…… and it’s time to finish them after a decade of storing. The tasks at hand are hemming the edges of all seven embroidered napkins, and adding embroidery and hemming to the last eighth blank square to complete the set.
The napkins are smaller than dinner size and will probably be considered cocktail napkins. Except, I don’t do cocktails. I do high tea, so I’m calling them tea napkins.
In case you haven’t noticed, there are four ecru and four white napkins. They are made with fine linen, with scraps left over from a couple of much loved and much worn blouses — in the 90s. The napkins have a vintage look but are made with 21st century technology – except for the hand hemming. They’re embellished with machine embroidery using a Brother embroidery machine and card #67.
Since my old embroidery machine did all the embellishment, I’m going to focus on a hemming technique my fellow students and I learned way back in our clothing lab at college.
Invisible Hem: That is what the professors of Clothing and Textiles called it in back in the day. Halfway across the world and decades later, it’s called a “slip stitch”. Whatever the name, this is the technique I use for hand hemming anything. On the inside it is truly invisible, and on the right side you can barely see the stitches. On certain fabrics, if you ply your needle correctly, it’s also invisible on the right side.
Here’s how I invisibly hemmed the linen napkins:
- Press all edges of the napkins in a double fold hem by pressing up ¼” then ¼” again.
- Thread a fine hand sewing needle suitable for lightweight linen. You can wax the thread with beeswax at this point but I did not. Make a small knot at the far end; my professors hated knots but I did not get into the habit of no-knot hand sewing. Working from the wrong side take a small stitch in the body of the napkin by picking up a couple of threads with your needle.
- Pierce needle into the upper fold of hem right above the previous stitch and bring it out approximately 3/8 to ½” away.
- Pull thread all the way so that the stitch is reasonably taut but not loose. It should not be so tight that you can see dimples or puckers on the right side. Here’s how my hemming looks. I like it.
Tip: My favorite hand position while pulling the thread is holding the stitch between my thumb and forefinger of the left hand (the right hand plies the needle). For lefties, reverse this. If I can feel the thread moving, I can control the tension of the stitch. This is also a good way to avoid thread tangles .
- Keep hemming until all four sides are done.
Tip: I kept the napkins visible through the hallway, and took a few stitches as I passed by. As I write this, the ecru napkins still need to be hemmed. Hope you like my invisible hemming ways :).
My home is a cloth napkin establishment. We almost never use paper napkins unless necessary, like the time when my guest asked for a paper napkin rather than use the pretty cloth versions. Yes, that really happened. What do you think? Why do some people shy away from a nice clean cloth napkin?
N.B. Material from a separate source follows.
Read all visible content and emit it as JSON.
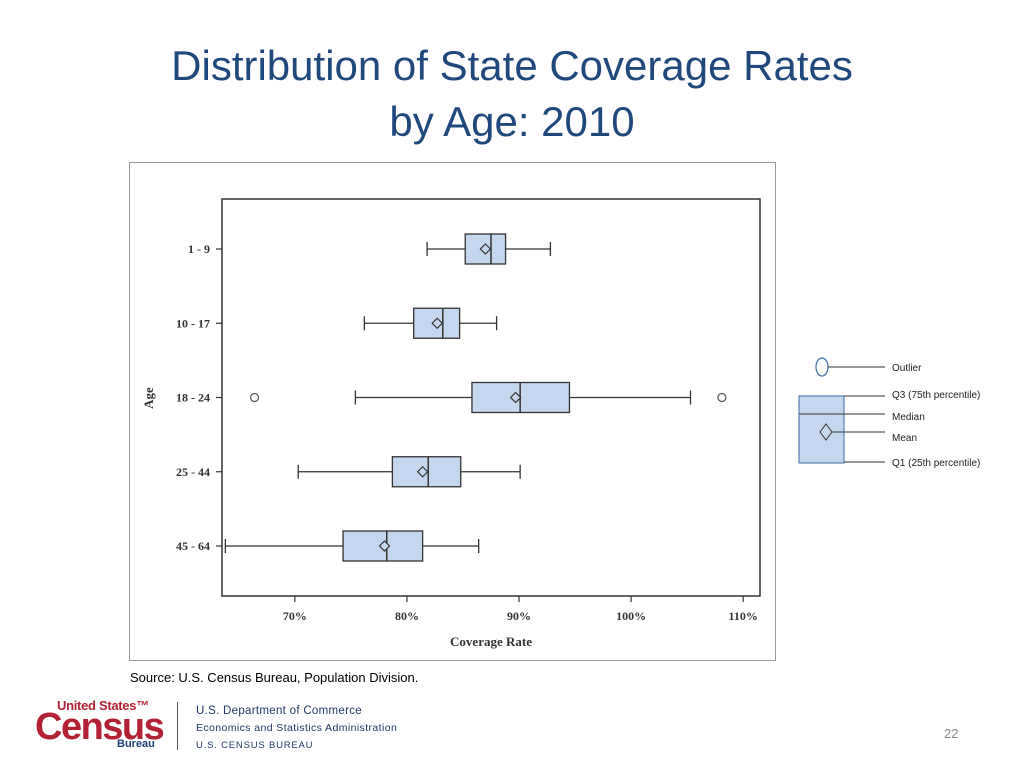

13 thoughts on “Unfinished Sewing Archives: Embroidered Linen Napkins”
We like to use cloth napkins at our house as well. I usually find such nice ones in the thrift stores that I have not made my own yet. Slip stitch is 90% of my handwork. Your napkins are lovely.
Thank you! I had quite forgotten about these napkins. I guess out of sight, out of mind. So glad I found them….
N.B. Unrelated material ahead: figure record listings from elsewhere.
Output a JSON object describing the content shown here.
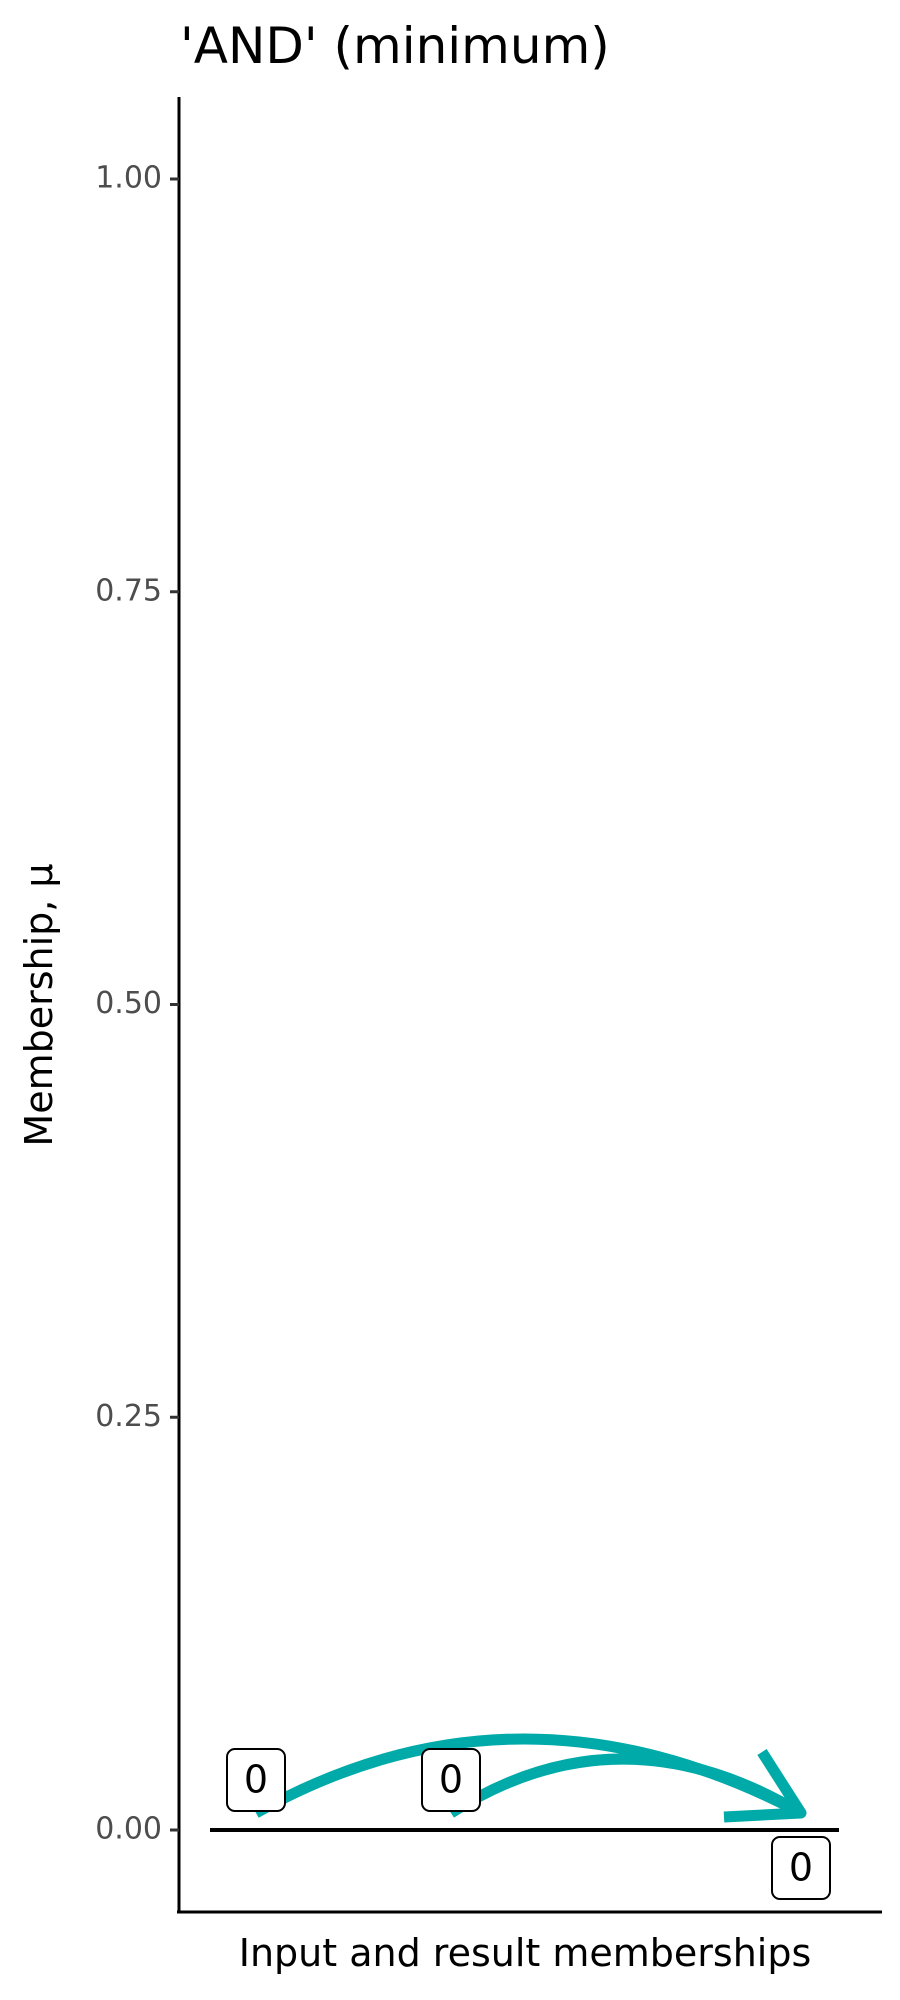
{
  "chart_data": {
    "type": "annotated-arrows",
    "title": "'AND' (minimum)",
    "xlabel": "Input and result memberships",
    "ylabel": "Membership, µ",
    "ylim": [
      -0.05,
      1.05
    ],
    "yticks": [
      0,
      0.25,
      0.5,
      0.75,
      1
    ],
    "ytick_labels": [
      "0.00",
      "0.25",
      "0.50",
      "0.75",
      "1.00"
    ],
    "grid": false,
    "reference_line_y": 0,
    "points": [
      {
        "role": "input",
        "value": 0,
        "label": "0"
      },
      {
        "role": "input",
        "value": 0,
        "label": "0"
      },
      {
        "role": "result",
        "value": 0,
        "label": "0"
      }
    ],
    "arrow_color": "#00AAA8"
  }
}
Oh, we know why people shy away from always using cloth napkins. It’s the stain removal, laundering, ironing process that follows usage. Some find it relaxing, but I am not in that camp.
But Samina, I so admire that you stick to using lovely cloth napkins. That is living life with style and panache!
I’m having a teensy panic attack over putting together an informal luncheon tablescape for our county fair because it requires knowledge of etiquette rules that I’ve long ago forgotten!
OK, so I am really longing to see your tablescape. Hopefully you will post a picture, if you have not done already. I have been neglecting Facebook these days. Am going there right now.
These are so pretty! Such a great idea to repurpose an old blouse. Waste not want not!
The napkins are lovely. I enjoy using cloth napkins. I wash often so it is not an issue and another “green” habit.
Thanks, Karon! We think alike.
They are so delicate and pretty! Glad you are finishing them. Daily life has become more informal, so using a cloth napkin has become a rarity, and some guests would be afraid of staining your good stuff.
I believe that these things are to be used — pretty or not. Our daily dinner napkins are just cotton squares. Once we have a load of table linens, I throw them in the laundry like any other load.
Let’s use our pretty stuff……..
Samina, after trying to get in touch with you through this blog,I want to thank you for the tutorial of the kurta, it has been of great help to me, so simple and clear, I would like to send you a picture !
So glad you made the kurta. I replied to you via e-mail. Hope you got it. Please do send me a picture of your completed kurta. 🙂
I love the way your napkins turned out. Your hemming is impeccable and the designs are lovely. I am also a fan of cloth napkins. I’m sure we’re in the minority in our disposable culture. Although I favor printed fabrics and bright colors for my table settings (they go well with my plain dishes) I may have to make some tea napkins myself! Thanks for posting this.